🤖 AI Summary
Current multilingual large language model (LLM) evaluations suffer from confounding effects among language distribution, experimental setup, and model architecture—particularly yielding scattered, incomparable results for low-resource languages. To address this, we propose a decoupled evaluation framework introducing three interpretable metrics: (i) performance realization ratio (measuring actual performance relative to theoretical upper bounds), (ii) coefficient of variation (quantifying cross-lingual stability), and (iii) language potential (estimating inherent learnability of a language). This enables fine-grained attribution of model–language interaction effects for the first time. Evaluated across 13 model variants on 11 standardized benchmarks, our framework significantly improves assessment accuracy for low-resource languages. It uncovers a pervasive latent deficiency in mainstream models: high aggregate performance coupled with low cross-lingual fairness. The work establishes a novel paradigm for equitable, interpretable evaluation of multilingual AI systems.
📝 Abstract
Results reported in large-scale multilingual evaluations are often fragmented and confounded by factors such as target languages, differences in experimental setups, and model choices.
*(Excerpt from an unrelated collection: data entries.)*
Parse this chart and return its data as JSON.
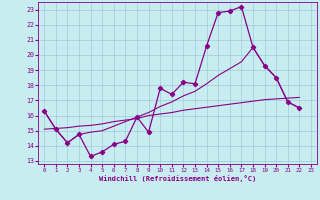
{
  "xlabel": "Windchill (Refroidissement éolien,°C)",
  "xlim": [
    -0.5,
    23.5
  ],
  "ylim": [
    12.8,
    23.5
  ],
  "xticks": [
    0,
    1,
    2,
    3,
    4,
    5,
    6,
    7,
    8,
    9,
    10,
    11,
    12,
    13,
    14,
    15,
    16,
    17,
    18,
    19,
    20,
    21,
    22,
    23
  ],
  "yticks": [
    13,
    14,
    15,
    16,
    17,
    18,
    19,
    20,
    21,
    22,
    23
  ],
  "bg_color": "#c8edf0",
  "line_color": "#880088",
  "grid_color": "#a0ccd8",
  "line1_x": [
    0,
    1,
    2,
    3,
    4,
    5,
    6,
    7,
    8,
    9,
    10,
    11,
    12,
    13,
    14,
    15,
    16,
    17,
    18,
    19,
    20,
    21,
    22
  ],
  "line1_y": [
    16.3,
    15.1,
    14.2,
    14.75,
    13.3,
    13.6,
    14.1,
    14.3,
    15.9,
    14.9,
    17.8,
    17.4,
    18.2,
    18.1,
    20.6,
    22.8,
    22.9,
    23.2,
    20.5,
    19.3,
    18.5,
    16.9,
    16.5
  ],
  "line2_x": [
    0,
    1,
    2,
    3,
    4,
    5,
    6,
    7,
    8,
    9,
    10,
    11,
    12,
    13,
    14,
    15,
    16,
    17,
    18,
    19,
    20,
    21,
    22
  ],
  "line2_y": [
    15.1,
    15.15,
    15.2,
    15.3,
    15.35,
    15.45,
    15.6,
    15.7,
    15.8,
    16.0,
    16.1,
    16.2,
    16.35,
    16.45,
    16.55,
    16.65,
    16.75,
    16.85,
    16.95,
    17.05,
    17.1,
    17.15,
    17.2
  ],
  "line3_x": [
    0,
    1,
    2,
    3,
    4,
    5,
    6,
    7,
    8,
    9,
    10,
    11,
    12,
    13,
    14,
    15,
    16,
    17,
    18,
    19,
    20,
    21,
    22
  ],
  "line3_y": [
    16.3,
    15.1,
    14.2,
    14.75,
    14.9,
    15.0,
    15.3,
    15.6,
    15.9,
    16.2,
    16.6,
    16.9,
    17.3,
    17.6,
    18.1,
    18.65,
    19.1,
    19.55,
    20.5,
    19.3,
    18.5,
    16.9,
    16.5
  ]
}
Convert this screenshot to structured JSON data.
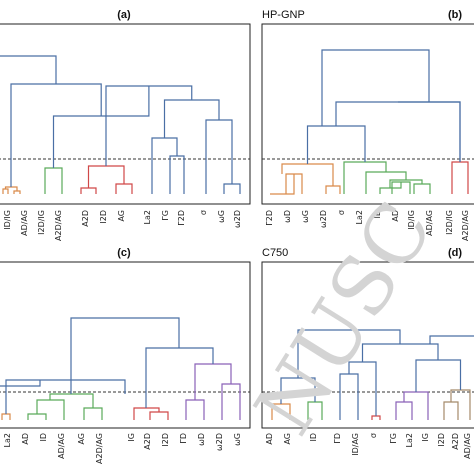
{
  "watermark_text": "NUSC",
  "colors": {
    "blue": "#4a6fa5",
    "orange": "#d98a4a",
    "green": "#5aaa5a",
    "red": "#d04848",
    "purple": "#8a62b8",
    "brown": "#a58a6a"
  },
  "chart_data": [
    {
      "type": "dendrogram",
      "panel_letter": "(a)",
      "title": "",
      "cut_level": 0.35,
      "leaves": [
        {
          "label": "ID/IG",
          "color": "orange"
        },
        {
          "label": "AD/AG",
          "color": "green"
        },
        {
          "label": "I2D/IG",
          "color": "green"
        },
        {
          "label": "A2D/AG",
          "color": "green"
        },
        {
          "label": "A2D",
          "color": "red"
        },
        {
          "label": "I2D",
          "color": "red"
        },
        {
          "label": "AG",
          "color": "red"
        },
        {
          "label": "La2",
          "color": "blue"
        },
        {
          "label": "ΓG",
          "color": "blue"
        },
        {
          "label": "Γ2D",
          "color": "blue"
        },
        {
          "label": "σ",
          "color": "blue"
        },
        {
          "label": "ωG",
          "color": "blue"
        },
        {
          "label": "ω2D",
          "color": "blue"
        }
      ]
    },
    {
      "type": "dendrogram",
      "panel_letter": "(b)",
      "title": "HP-GNP",
      "cut_level": 0.35,
      "leaves": [
        {
          "label": "Γ2D",
          "color": "orange"
        },
        {
          "label": "ωD",
          "color": "orange"
        },
        {
          "label": "ωG",
          "color": "orange"
        },
        {
          "label": "ω2D",
          "color": "orange"
        },
        {
          "label": "σ",
          "color": "green"
        },
        {
          "label": "La2",
          "color": "green"
        },
        {
          "label": "ID",
          "color": "green"
        },
        {
          "label": "AD",
          "color": "green"
        },
        {
          "label": "ID/IG",
          "color": "green"
        },
        {
          "label": "AD/AG",
          "color": "green"
        },
        {
          "label": "I2D/IG",
          "color": "red"
        },
        {
          "label": "A2D/AG",
          "color": "red"
        }
      ]
    },
    {
      "type": "dendrogram",
      "panel_letter": "(c)",
      "title": "",
      "cut_level": 0.35,
      "leaves": [
        {
          "label": "La2",
          "color": "orange"
        },
        {
          "label": "AD",
          "color": "green"
        },
        {
          "label": "ID",
          "color": "green"
        },
        {
          "label": "AD/AG",
          "color": "green"
        },
        {
          "label": "AG",
          "color": "green"
        },
        {
          "label": "A2D/AG",
          "color": "green"
        },
        {
          "label": "IG",
          "color": "red"
        },
        {
          "label": "A2D",
          "color": "red"
        },
        {
          "label": "I2D",
          "color": "red"
        },
        {
          "label": "ΓD",
          "color": "purple"
        },
        {
          "label": "ωD",
          "color": "purple"
        },
        {
          "label": "ω2D",
          "color": "purple"
        },
        {
          "label": "ωG",
          "color": "purple"
        }
      ]
    },
    {
      "type": "dendrogram",
      "panel_letter": "(d)",
      "title": "C750",
      "cut_level": 0.35,
      "leaves": [
        {
          "label": "AD",
          "color": "orange"
        },
        {
          "label": "AG",
          "color": "green"
        },
        {
          "label": "ID",
          "color": "green"
        },
        {
          "label": "ΓD",
          "color": "blue"
        },
        {
          "label": "ID/AG",
          "color": "blue"
        },
        {
          "label": "σ",
          "color": "red"
        },
        {
          "label": "ΓG",
          "color": "purple"
        },
        {
          "label": "La2",
          "color": "purple"
        },
        {
          "label": "IG",
          "color": "purple"
        },
        {
          "label": "I2D",
          "color": "brown"
        },
        {
          "label": "A2D",
          "color": "brown"
        },
        {
          "label": "AD/AG",
          "color": "brown"
        }
      ]
    }
  ]
}
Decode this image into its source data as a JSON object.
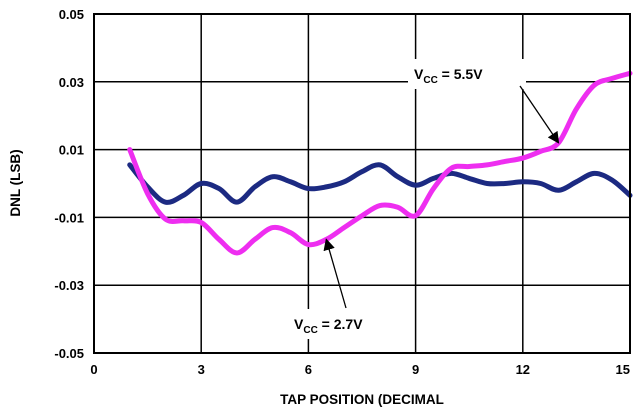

We propose a framework that disentangles these confounding variables and introduces three interpretable metrics--the performance realisation ratio, its coefficient of variation, and language potential--enabling a finer-grained and more insightful quantification of actual performance disparities across both (i) models and (ii) languages. Through a case study of 13 model variants on 11 multilingual datasets, we demonstrate that our framework provides a more reliable measurement of model performance and language disparities, particularly for low-resource languages, which have so far proven challenging to evaluate. Importantly, our results reveal that higher overall model performance does not necessarily imply greater fairness across languages.